The winners of the 2004 AIBS Media Awards are:
Sarah Staples, freelance writer, for "The Forgotten Frontier," which appeared in The Ottawa Citizen from August 3 to August 31, 2003. The judges noted that "The series was an engaging introduction to the work of researchers and an impressive examination of their work. It dealt with topics of the broadest public impact, had strong inherent interest, and was deftly handled. It gave someone who doesn't know much about science an understanding of how science works."
Sarah Staples is a freelance writer who reports on science for the Ottawa Citizen. In addition to writing for the Ottawa Citizen, Sarah Staples has covered science and technology for every major Canadian newspaper, from Montreal's The Gazette and the Toronto Star, to National Post and its financial counterpart, Financial Post; for magazines that include Canadian Business and ROB Magazine; and for the Boston Globe and New York-based Genetic Engineering News. Ms. Staples has also reported for Ottawa television and radio.
Daniel Grossman, for "The Penguin Barometer," which was broadcast on The Research File of Radio Netherlands on November 10, 2003. The judges said that the story was "outstanding for a wide range of data, non-cliched use of scene setting, use of humor, and a broad diverse voice. It tracked the issue of the ecosystem impacts of global warming through time, across the globe, and through different media. It highlighted the contributions of amateurs and showed that some really important global change scientists are looking at this data."
Daniel Grossman has been producing radio stories and writing magazine articles since 1986, and has produced material for radio shows and networks as diverse National Public Radio's Weekend Sunday Edition and Living on Earth (where he once worked), Radio Netherlands, the Australian Broadcasting Corporation, and Germany's Deutsche Welle radio. He writes regularly for Scientific American. Dan's journalism awards include the George Foster Peabody Award (which was awarded to a series in which Dan contributed a one-hour documentary) and the Science Journalism Award of the American Association for the Advancement of Science for a website on Antarctica. His reports generally concern science and the environment. During the 1999–2000 academic year he had a journalism fellowship at the University of Colorado in Boulder. There he studied geology and climate science, taking an important step toward his longstanding goal of bringing more attention to the impact of climate change.
An honorable mention for print journalism was awarded to Philip Cohen, for "Renegade Code," which appeared in New Scientist on August 30, 2003. The judges commented that "the story was outstanding for its courage and confidence in tackling a difficult topic and interpreting it for readers. It explains some provocative research that challenges a biological orthodoxy."

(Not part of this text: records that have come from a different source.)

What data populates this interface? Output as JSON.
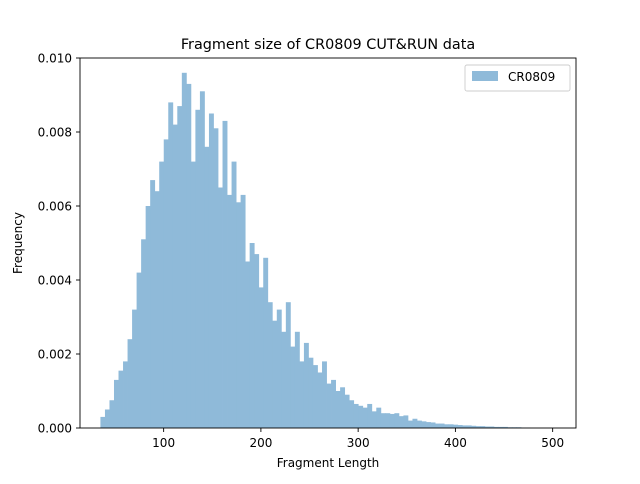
{
  "chart_data": {
    "type": "bar",
    "title": "Fragment size of CR0809 CUT&RUN data",
    "xlabel": "Fragment Length",
    "ylabel": "Frequency",
    "xlim": [
      14,
      524
    ],
    "ylim": [
      0,
      0.01
    ],
    "xticks": [
      100,
      200,
      300,
      400,
      500
    ],
    "xtick_labels": [
      "100",
      "200",
      "300",
      "400",
      "500"
    ],
    "yticks": [
      0,
      0.002,
      0.004,
      0.006,
      0.008,
      0.01
    ],
    "ytick_labels": [
      "0.000",
      "0.002",
      "0.004",
      "0.006",
      "0.008",
      "0.010"
    ],
    "legend": {
      "position": "top-right",
      "entries": [
        "CR0809"
      ]
    },
    "grid": false,
    "series": [
      {
        "name": "CR0809",
        "color": "#8fbad9",
        "bin_start": 35,
        "bin_width": 4.65,
        "values": [
          0.0003,
          0.0005,
          0.00075,
          0.0013,
          0.00155,
          0.0018,
          0.0024,
          0.0032,
          0.0042,
          0.0051,
          0.006,
          0.0067,
          0.0064,
          0.0072,
          0.0078,
          0.0088,
          0.0082,
          0.0087,
          0.0096,
          0.0093,
          0.0072,
          0.0086,
          0.0091,
          0.0076,
          0.0085,
          0.0081,
          0.0065,
          0.0083,
          0.0063,
          0.0072,
          0.0061,
          0.0063,
          0.0045,
          0.005,
          0.0047,
          0.0038,
          0.0046,
          0.0034,
          0.0029,
          0.0032,
          0.0026,
          0.0034,
          0.0022,
          0.0026,
          0.0018,
          0.0023,
          0.0019,
          0.0017,
          0.0015,
          0.0018,
          0.0012,
          0.0013,
          0.001,
          0.0011,
          0.0009,
          0.00075,
          0.00065,
          0.0006,
          0.00055,
          0.00065,
          0.00045,
          0.00055,
          0.0004,
          0.0004,
          0.00038,
          0.0004,
          0.00032,
          0.00034,
          0.0002,
          0.00025,
          0.0002,
          0.00018,
          0.00016,
          0.00015,
          0.00012,
          0.00012,
          0.0001,
          0.0001,
          9e-05,
          8e-05,
          7e-05,
          7e-05,
          6e-05,
          5e-05,
          5e-05,
          4e-05,
          4e-05,
          3e-05,
          3e-05,
          3e-05,
          2e-05,
          2e-05,
          2e-05,
          1e-05,
          1e-05
        ]
      }
    ]
  }
}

The AIBS Media Awards, given by the American Institute of Biological Sciences, were established in 1995 to recognize outstanding reporting on biology to a general audience. The award is limited to non-technical journalism, including print and broadcast media. The judges for this year's competition were:
David Malakoff is a journalist for Science magazine in Washington, DC, covering research discoveries and the politics of science. His beats include the White House science advisor's office, Congress, and several military and civilian science agencies. He also writes about patent law, marine biology, and ecological issues. A former freelance journalist, he has written for a wide range of magazines, newspapers, and web sites, including The Economist, Audubon, The Washington Post, ABCNews.com, and PBS television's Nature series.
For more than 25 years, Janet Raloff has been writing weekly for Science News, including a weekly electronic column, "Food For Thought," since 1996, on the magazine's website. Earlier, Raloff was managing editor of Energy Research Reports, in the Boston area, and a staff writer for Chemistry magazine, published by the American Chemical Society. With a background in physics, Raloff picked up a couple degrees from the Medill School of Journalism at Northwestern University. Over the years, she has freelanced articles for more than 4 dozen publications, contributed to several books, and periodically serves as a science commentator for National Public Radio's weekly show, Living on Earth. Raloff's writing has won awards from several organizations, including the National Association of Science Writers.
Michael Stroh is a science writer at the Baltimore Sun newspaper and a regular contributor to Popular Science magazine. Before joining the Sun in 1998, Stroh worked in the Tokyo bureau of the Los Angeles Times and at Science News, a weekly newsmagazine in Washington, DC.
Valerie Chase is a former staff biologist at the National Aquarium in Baltimore, MD. She is a former president and board member of the National Marine Educators Association, and a professional fellow at the Aquarium and Zoo Association. She has been active in the American Association for the Advancement of Science and the National Science Teachers Association.